Driving Automation Systems (DAS) are subject to complex road environments and
vehicle behaviors and increasingly rely on sophisticated sensors and Artificial
Intelligence (AI). These properties give rise to unique safety faults stemming
from specification insufficiencies and technological performance limitations,
where sensors and AI introduce errors that vary in magnitude and temporal
patterns, posing potential safety risks. The Safety of the Intended
Functionality (SOTIF) standard emerges as a promising framework for addressing
these concerns, focusing on scenario-based analysis to identify hazardous
behaviors and their causes. Although the current standard provides a basic
cause-and-effect model and high-level process guidance, it lacks concepts
required to identify and evaluate hazardous errors, especially within the
context of AI.
This paper introduces two key contributions to bridge this gap. First, it defines
the SOTIF Temporal Error and Failure Model (STEAM) as a refinement of the SOTIF
cause-and-effect model, offering a comprehensive system-design perspective.

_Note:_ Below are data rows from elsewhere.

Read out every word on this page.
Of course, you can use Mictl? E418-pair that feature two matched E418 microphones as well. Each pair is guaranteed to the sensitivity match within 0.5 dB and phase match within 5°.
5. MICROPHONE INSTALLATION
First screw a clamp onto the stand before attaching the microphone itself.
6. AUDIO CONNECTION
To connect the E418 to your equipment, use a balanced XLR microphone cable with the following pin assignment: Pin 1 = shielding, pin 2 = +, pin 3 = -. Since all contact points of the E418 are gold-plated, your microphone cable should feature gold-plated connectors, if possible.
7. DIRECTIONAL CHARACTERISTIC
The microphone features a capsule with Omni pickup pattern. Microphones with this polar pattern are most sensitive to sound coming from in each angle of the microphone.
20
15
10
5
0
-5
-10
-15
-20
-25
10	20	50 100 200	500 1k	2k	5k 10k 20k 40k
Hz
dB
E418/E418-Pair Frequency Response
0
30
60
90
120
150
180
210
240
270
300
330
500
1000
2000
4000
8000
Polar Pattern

STEAM refines error definitions, introduces error sequences, and classifies them
as error sequence patterns, providing particular relevance to systems employing
advanced sensors and AI. Second, this paper proposes the Model-based SOTIF
Analysis of Failures and Errors (MoSAFE) method, which allows instantiating
STEAM based on system-design models by deriving hazardous error sequence
patterns at module level from hazardous behaviors at vehicle level via weakest
precondition reasoning. Finally, the paper presents a case study centered on an
automated speed-control feature, illustrating the practical applicability of the
refined model and the MoSAFE method in addressing complex safety challenges in
DAS.